Франция была оккупирована, и писем из дому почти никто из нас не получал. Даже открытки из Красного Креста к нам не доходили. Пилоты — в большинстве своем молодые и холостые. Возникали привязанности. И когда кто-нибудь получал письмо от девушки, я должен был немедленно перевести его хотя бы устно, не теряя времени, адресату. Обычно я успевал на ходу передать лишь самое главное. Но я знал, что такой беглый перевод ограничивал душевную суть письма, и по просьбе летчиков ночью, когда вся база спала, делал уже подробный письменный перевод. Иногда меня «щадили» и разрешали переписывать по-французски не все письмо целиком, а только наиболее понравившиеся куски, чтобы иметь возможность их перечитывать. Ответы, в свою очередь, надо было переписать по-русски. По счастью для меня, такие письма случались не каждый день… Но подчас был наплыв, и мне приходилось туго. Я постоянно недосыпал, но думаю, что этот труд под названием «Личная переписка» был почти так же нужен, как перевод приказов боевых заданий в воздухе или координат местонахождения противника.

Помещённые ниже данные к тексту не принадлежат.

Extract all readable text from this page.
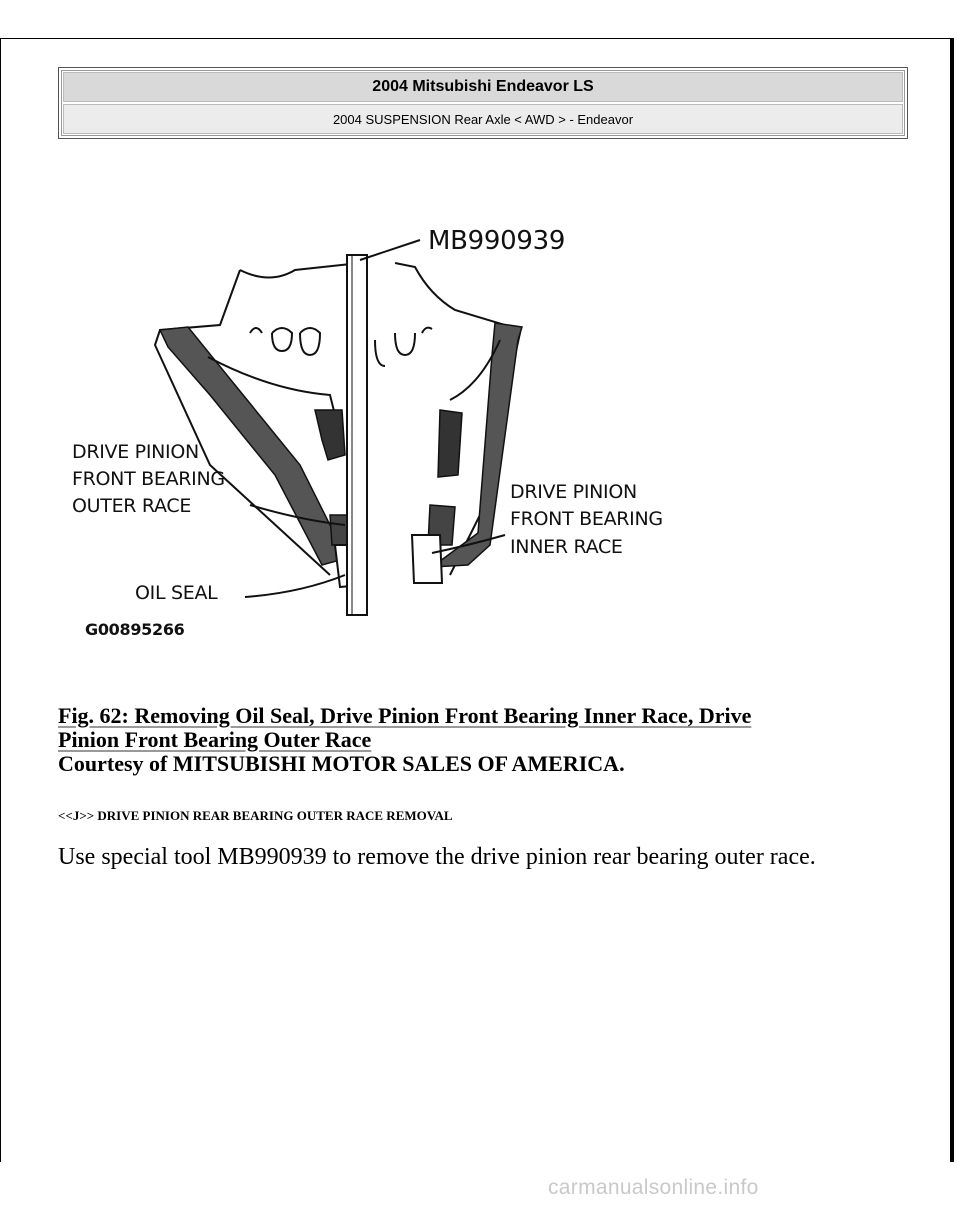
2004 Mitsubishi Endeavor LS
2004 SUSPENSION Rear Axle < AWD > - Endeavor
MB990939
DRIVE PINION
FRONT BEARING
OUTER RACE
DRIVE PINION
FRONT BEARING
INNER RACE
OIL SEAL
G00895266
Fig. 62: Removing Oil Seal, Drive Pinion Front Bearing Inner Race, Drive
Pinion Front Bearing Outer Race
Courtesy of MITSUBISHI MOTOR SALES OF AMERICA.
<<J>> DRIVE PINION REAR BEARING OUTER RACE REMOVAL
Use special tool MB990939 to remove the drive pinion rear bearing outer race.
carmanualsonline.info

Во время переформирования эскадрильи летчики «Нормандии» проходили подготовку в Туле. Осенью 1943 года туда прибыло большое пополнение — шестьдесят два летчика-истребителя.

Переводчики полка должны были уделять много внимания прибывавшим в Советский Союз новичкам из пополнения, объяснять им не только устройство фюзеляжей, мотора, вооружения, бортового оборудования новых для них типов самолетов, но и учить их бытовым условиям жизни в суровом русском климате, рассказывать о традициях дружбы, возникшей между французскими и советскими бойцами.

В числе моих других обязанностей было принимать пополнение в Москве и сопровождать в Тулу. Летчики прибывали небольшими группами, и я сделал около двадцати рейсов Москва — Тула и обратно по железной дороге. В вагоне я часто был единственным французом, и мне приходилось отвечать на тысячи вопросов о Франции: меня поражала эта готовность спрашивать и этот интерес ко всему, стремление обо всем узнать, даже о тех странах и местностях, в которых я просто побывал — Сирии, Ливане, Египте, Палестине, Алжире, Тунисе, Марокко, Иране, Ираке, острове Согласия, Южной, Средней и Западной Африке, Англии. Многие мои попутчики сами ехали из далеких мест — Владивостока, Новосибирска, Урала — и тем более они интересовались всем и хотели как можно больше узнать о других странах и городах.